Sénégal : vers une bataille juridique avec les géants du pétrole ?
Le Sénégal se prépare à un affrontement juridique de taille avec les mastodontes du secteur pétrolier. Khadim Bamba Diagne, secrétaire permanent du Comité d’orientation stratégique du pétrole et du gaz, a laissé entendre lors de l’Africa CEO Forum que Dakar envisagerait toutes les options, y compris un recours à l’arbitrage international, pour réviser les accords signés avec les compagnies BP et Woodside.
une renégociation des contrats jugée indispensable
La volonté de renégocier les contrats pétroliers s’appuie sur une conviction : il est préférable de corriger les déséquilibres dès maintenant plutôt que de les laisser s’enraciner pour des décennies. Comme l’a souligné Khadim Bamba Diagne, les engagements des compagnies s’étendent sur 30 à 50 ans. Plutôt que de subir les conséquences d’erreurs passées, le Sénégal préfère agir rapidement pour sécuriser ses intérêts.
Les enjeux sont colossaux. Les gisements sénégalais, exploités en offshore, impactent directement les 600 000 à 700 000 pêcheurs du pays. Pour le responsable, un État responsable ne peut tolérer une exploitation qui pénalise une partie aussi importante de sa population sans que le pays ne bénéficie équitablement des ressources extraites.
des externalités négatives à rééquilibrer
Le modèle actuel, où les pays africains supportent les externalités négatives tandis que les compagnies s’accaparent l’essentiel des bénéfices, est clairement remis en question. Khadim Bamba Diagne a pointé du doigt une situation où les partenaires profitent de la flambée des prix des hydrocarbures, tandis que le Sénégal peine à en tirer pleinement profit.

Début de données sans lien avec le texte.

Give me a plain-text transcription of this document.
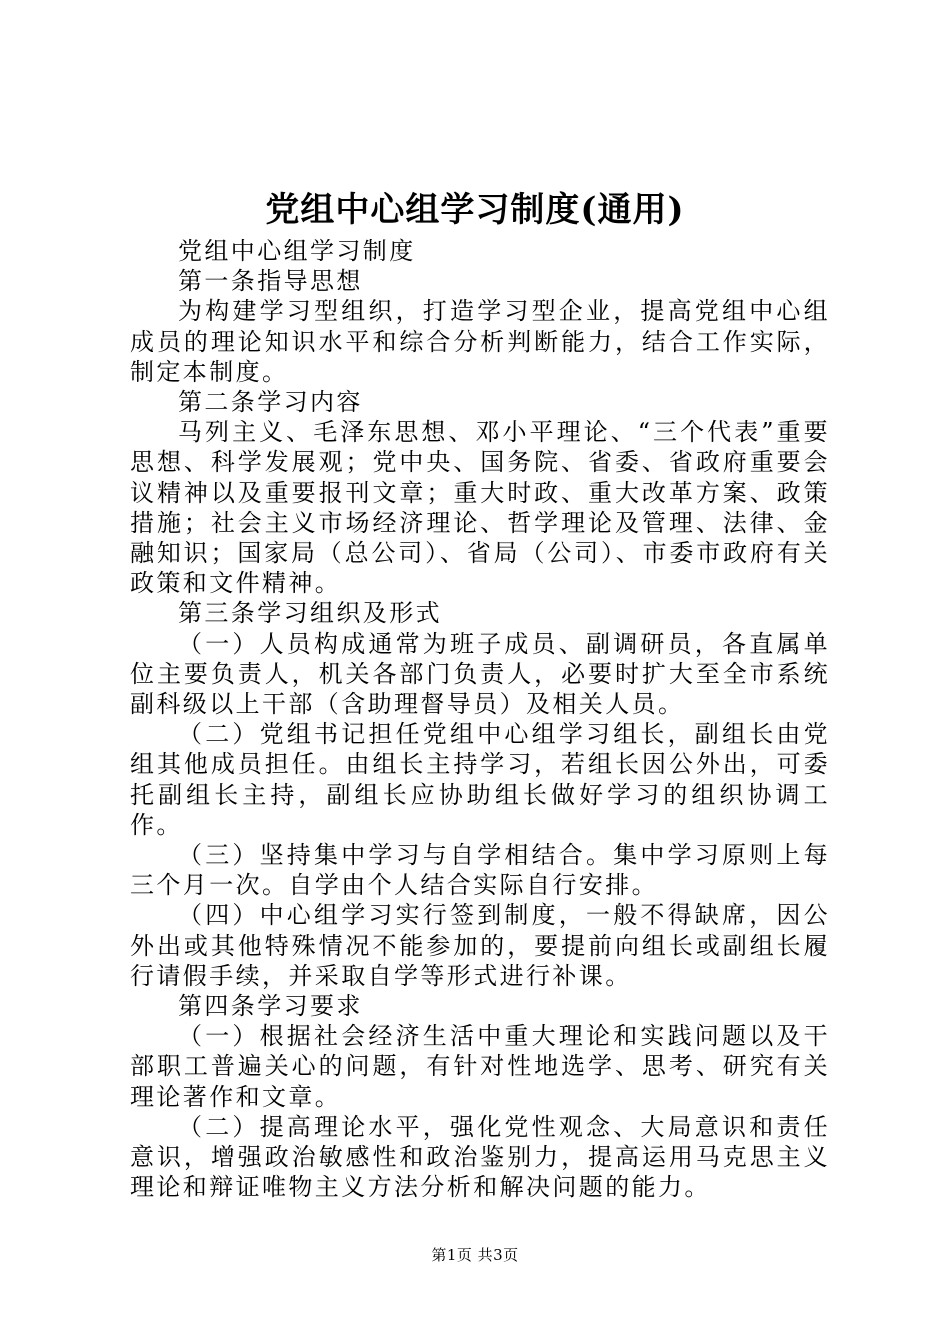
党组中心组学习制度(通用)

党组中心组学习制度

第一条指导思想

为构建学习型组织，打造学习型企业，提高党组中心组成员的理论知识水平和综合分析判断能力，结合工作实际，制定本制度。

第二条学习内容

马列主义、毛泽东思想、邓小平理论、“三个代表”重要思想、科学发展观；党中央、国务院、省委、省政府重要会议精神以及重要报刊文章；重大时政、重大改革方案、政策措施；社会主义市场经济理论、哲学理论及管理、法律、金融知识；国家局（总公司）、省局（公司）、市委市政府有关政策和文件精神。

第三条学习组织及形式

（一）人员构成通常为班子成员、副调研员，各直属单位主要负责人，机关各部门负责人，必要时扩大至全市系统副科级以上干部（含助理督导员）及相关人员。

（二）党组书记担任党组中心组学习组长，副组长由党组其他成员担任。由组长主持学习，若组长因公外出，可委托副组长主持，副组长应协助组长做好学习的组织协调工作。

（三）坚持集中学习与自学相结合。集中学习原则上每三个月一次。自学由个人结合实际自行安排。

（四）中心组学习实行签到制度，一般不得缺席，因公外出或其他特殊情况不能参加的，要提前向组长或副组长履行请假手续，并采取自学等形式进行补课。

第四条学习要求

（一）根据社会经济生活中重大理论和实践问题以及干部职工普遍关心的问题，有针对性地选学、思考、研究有关理论著作和文章。

（二）提高理论水平，强化党性观念、大局意识和责任意识，增强政治敏感性和政治鉴别力，提高运用马克思主义理论和辩证唯物主义方法分析和解决问题的能力。

第1页 共3页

Face à ce constat, le secrétaire permanent a insisté sur la nécessité de repenser les partenariats. L’objectif ? Permettre aux communautés locales, notamment les pêcheurs, et au pays dans son ensemble de bénéficier équitablement des retombées économiques de l’exploitation pétrolière et gazière.
un recours à l’arbitrage pour clarifier les règles du jeu
Le recours à l’arbitrage international n’est pas une menace en l’air. Il s’agit d’une stratégie visant à établir une jurisprudence claire pour les décennies à venir. Comme l’a expliqué Khadim Bamba Diagne, le Sénégal commence tout juste à exploiter ses ressources, mais personne ne sait quand cette exploitation prendra fin. D’où l’importance de poser des bases solides dès maintenant.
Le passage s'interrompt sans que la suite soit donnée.